Saturday, March 07, 2009
Even in a corpus of literature deemed major like American literature, there exists a collection of literary texts that belongs to what is pejoratively labeled as minor literature. With minor, I borrow from Karen Caplan who asserted that “being ‘Minor’…is not a question of essence…but a question of position—a subject position that can only be defined, in the final analysis, in political terms, that is, in terms of the effects of economic exploitation, political disenfranchisement, social manipulation, and ideological domination on the formation of minority subjects and discourses.” Hence, in the midst of canonical writings like those by Ernest Hemingway, William Faulkner, Tennessee Williams, Arthur Miller, Robert Frost, e.e. cummings and other (mostly) white male literary heavyweights, minor literature by women, blacks, diasporic races (like our very own Jose Garcia Villa) and other Others has been made to play second fiddle. It does not matter if the minor literature possesses “‘enlightenment’ or ‘maturation’ of the individual as he becomes gradually integrated into the larger social whole,” according to Filipino postcolonialist Priscelina Patajo-Legasto; the fact that it was written by authors whose subject position is the West’ Other makes for its unfair qualification as a marginalized literature.

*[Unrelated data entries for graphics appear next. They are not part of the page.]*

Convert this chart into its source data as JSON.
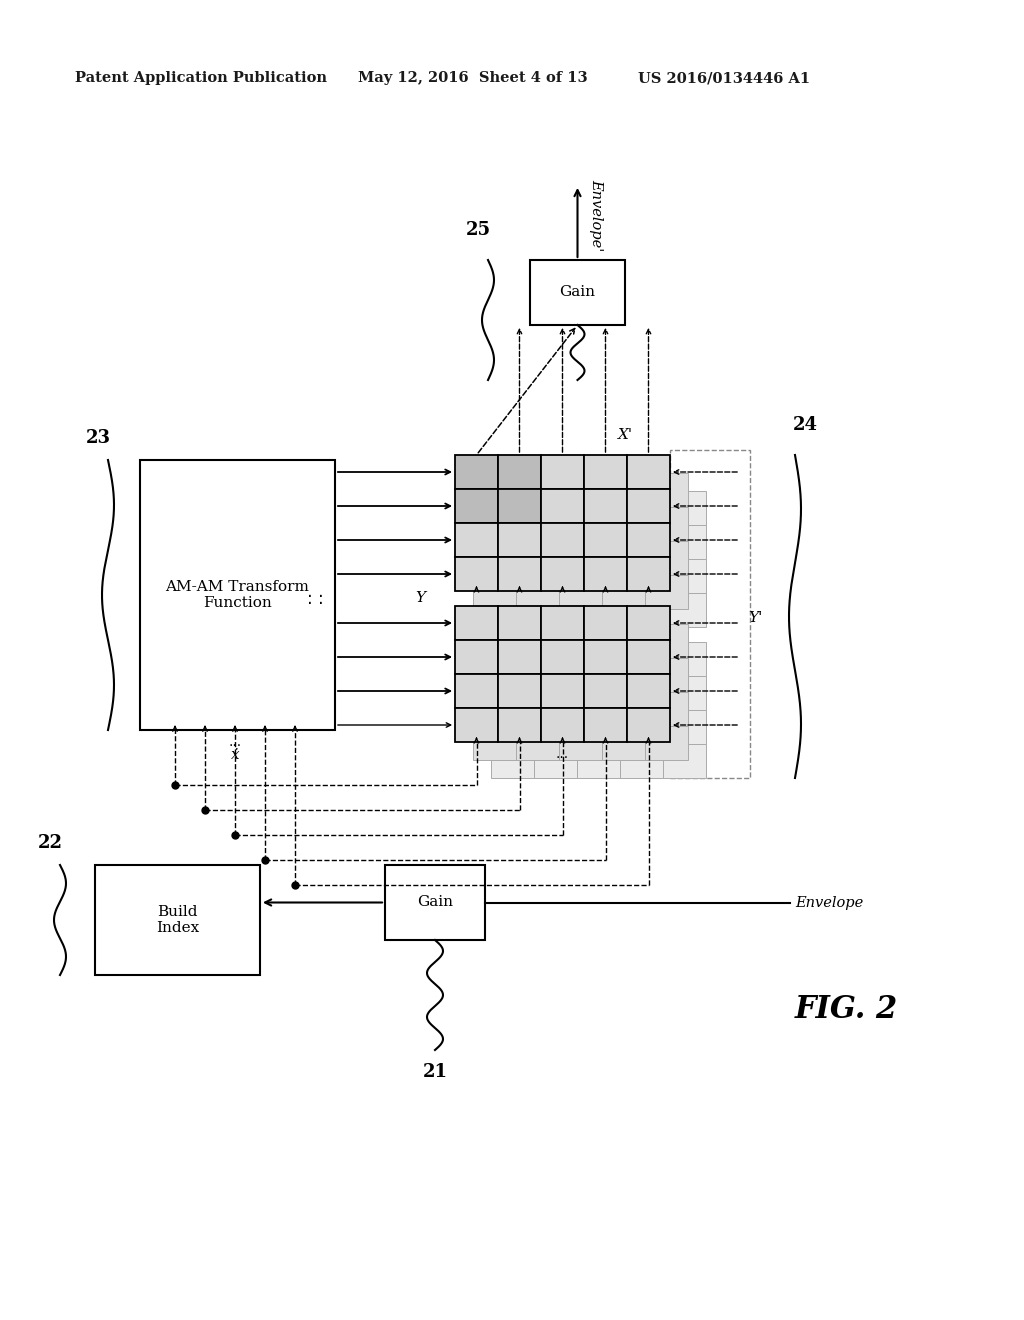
{
  "bg_color": "#ffffff",
  "header_left": "Patent Application Publication",
  "header_mid": "May 12, 2016  Sheet 4 of 13",
  "header_right": "US 2016/0134446 A1",
  "fig_label": "FIG. 2",
  "label_23": "23",
  "label_22": "22",
  "label_24": "24",
  "label_25": "25",
  "label_21": "21",
  "box_amam": "AM-AM Transform\nFunction",
  "box_build": "Build\nIndex",
  "box_gain_top": "Gain",
  "box_gain_bot": "Gain",
  "label_x": "X",
  "label_y": "Y",
  "label_xprime": "X'",
  "label_yprime": "Y'",
  "label_envelope_top": "Envelope'",
  "label_envelope_bot": "Envelope"
}
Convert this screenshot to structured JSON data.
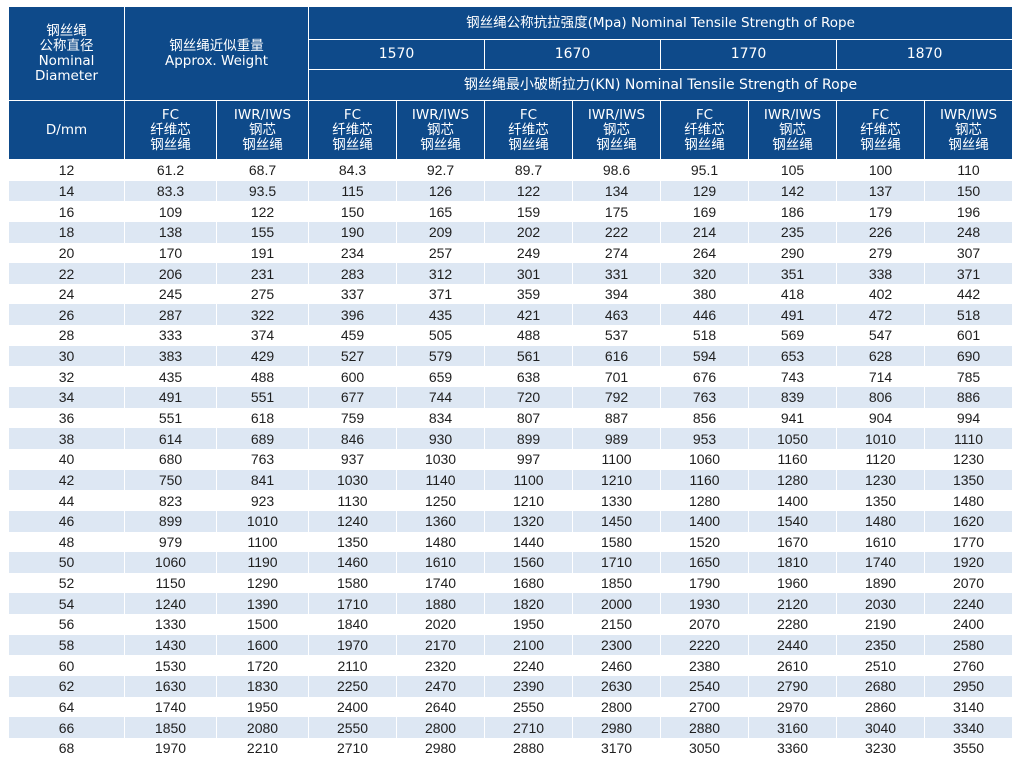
{
  "header": {
    "diameter_lines": [
      "钢丝绳",
      "公称直径",
      "Nominal",
      "Diameter"
    ],
    "weight_lines": [
      "钢丝绳近似重量",
      "Approx. Weight"
    ],
    "tensile_title": "钢丝绳公称抗拉强度(Mpa) Nominal Tensile Strength of Rope",
    "grades": [
      "1570",
      "1670",
      "1770",
      "1870"
    ],
    "breaking_title": "钢丝绳最小破断拉力(KN) Nominal Tensile Strength of Rope",
    "unit_label": "D/mm",
    "fc_lines": [
      "FC",
      "纤维芯",
      "钢丝绳"
    ],
    "iwr_lines": [
      "IWR/IWS",
      "钢芯",
      "钢丝绳"
    ]
  },
  "rows": [
    [
      "12",
      "61.2",
      "68.7",
      "84.3",
      "92.7",
      "89.7",
      "98.6",
      "95.1",
      "105",
      "100",
      "110"
    ],
    [
      "14",
      "83.3",
      "93.5",
      "115",
      "126",
      "122",
      "134",
      "129",
      "142",
      "137",
      "150"
    ],
    [
      "16",
      "109",
      "122",
      "150",
      "165",
      "159",
      "175",
      "169",
      "186",
      "179",
      "196"
    ],
    [
      "18",
      "138",
      "155",
      "190",
      "209",
      "202",
      "222",
      "214",
      "235",
      "226",
      "248"
    ],
    [
      "20",
      "170",
      "191",
      "234",
      "257",
      "249",
      "274",
      "264",
      "290",
      "279",
      "307"
    ],
    [
      "22",
      "206",
      "231",
      "283",
      "312",
      "301",
      "331",
      "320",
      "351",
      "338",
      "371"
    ],
    [
      "24",
      "245",
      "275",
      "337",
      "371",
      "359",
      "394",
      "380",
      "418",
      "402",
      "442"
    ],
    [
      "26",
      "287",
      "322",
      "396",
      "435",
      "421",
      "463",
      "446",
      "491",
      "472",
      "518"
    ],
    [
      "28",
      "333",
      "374",
      "459",
      "505",
      "488",
      "537",
      "518",
      "569",
      "547",
      "601"
    ],
    [
      "30",
      "383",
      "429",
      "527",
      "579",
      "561",
      "616",
      "594",
      "653",
      "628",
      "690"
    ],
    [
      "32",
      "435",
      "488",
      "600",
      "659",
      "638",
      "701",
      "676",
      "743",
      "714",
      "785"
    ],
    [
      "34",
      "491",
      "551",
      "677",
      "744",
      "720",
      "792",
      "763",
      "839",
      "806",
      "886"
    ],
    [
      "36",
      "551",
      "618",
      "759",
      "834",
      "807",
      "887",
      "856",
      "941",
      "904",
      "994"
    ],
    [
      "38",
      "614",
      "689",
      "846",
      "930",
      "899",
      "989",
      "953",
      "1050",
      "1010",
      "1110"
    ],
    [
      "40",
      "680",
      "763",
      "937",
      "1030",
      "997",
      "1100",
      "1060",
      "1160",
      "1120",
      "1230"
    ],
    [
      "42",
      "750",
      "841",
      "1030",
      "1140",
      "1100",
      "1210",
      "1160",
      "1280",
      "1230",
      "1350"
    ],
    [
      "44",
      "823",
      "923",
      "1130",
      "1250",
      "1210",
      "1330",
      "1280",
      "1400",
      "1350",
      "1480"
    ],
    [
      "46",
      "899",
      "1010",
      "1240",
      "1360",
      "1320",
      "1450",
      "1400",
      "1540",
      "1480",
      "1620"
    ],
    [
      "48",
      "979",
      "1100",
      "1350",
      "1480",
      "1440",
      "1580",
      "1520",
      "1670",
      "1610",
      "1770"
    ],
    [
      "50",
      "1060",
      "1190",
      "1460",
      "1610",
      "1560",
      "1710",
      "1650",
      "1810",
      "1740",
      "1920"
    ],
    [
      "52",
      "1150",
      "1290",
      "1580",
      "1740",
      "1680",
      "1850",
      "1790",
      "1960",
      "1890",
      "2070"
    ],
    [
      "54",
      "1240",
      "1390",
      "1710",
      "1880",
      "1820",
      "2000",
      "1930",
      "2120",
      "2030",
      "2240"
    ],
    [
      "56",
      "1330",
      "1500",
      "1840",
      "2020",
      "1950",
      "2150",
      "2070",
      "2280",
      "2190",
      "2400"
    ],
    [
      "58",
      "1430",
      "1600",
      "1970",
      "2170",
      "2100",
      "2300",
      "2220",
      "2440",
      "2350",
      "2580"
    ],
    [
      "60",
      "1530",
      "1720",
      "2110",
      "2320",
      "2240",
      "2460",
      "2380",
      "2610",
      "2510",
      "2760"
    ],
    [
      "62",
      "1630",
      "1830",
      "2250",
      "2470",
      "2390",
      "2630",
      "2540",
      "2790",
      "2680",
      "2950"
    ],
    [
      "64",
      "1740",
      "1950",
      "2400",
      "2640",
      "2550",
      "2800",
      "2700",
      "2970",
      "2860",
      "3140"
    ],
    [
      "66",
      "1850",
      "2080",
      "2550",
      "2800",
      "2710",
      "2980",
      "2880",
      "3160",
      "3040",
      "3340"
    ],
    [
      "68",
      "1970",
      "2210",
      "2710",
      "2980",
      "2880",
      "3170",
      "3050",
      "3360",
      "3230",
      "3550"
    ]
  ]
}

To this category do poems like Tato Laviera’s “Latero Story,” Cathy Song’s “Blue Lantern” and “The Youngest Daughter,” Garrett Hongo’s “Who Among You Knows the Essence of Garlic?” Bernice Zamora’s “On Living in Aztlan” and novels like Leslie Marmon Silko’s Ceremony are designated. Because of Western hegemonic politics, these minor literary texts’ aesthetic value gets ignored and often in their inclusion in American literary studies, it is to the fulfillment of homogenizing and/or exoticizing ends. However, I wish to put forth an alternative possibility that in studying these texts side by side with the perceived canon of contemporary American writing, the project is to reclaim the position of ethnic American writers as legitimate parts of American literature. Through reterritorialization in this major body of literature, universal literature gets demythicized as dissident voices from the margins, i.e. Latinos like Laviera and Zamora, Asian-Americans like Song and Hongo and Native Americans like Silko become objects of serious literary studies, redeemed from what Walter Lowenfels laments as the genocidal rejection of writers of color juxtaposed against a literary pseudostandard that render them underrepresented. Ultimately, when the Western aesthetic ideologies are explained to work on behalf of Western hegemony but, simultaneously, to the detriment of writings considered minor politically, this subversion of universal literature will succeed in elevating minor literature from the margins.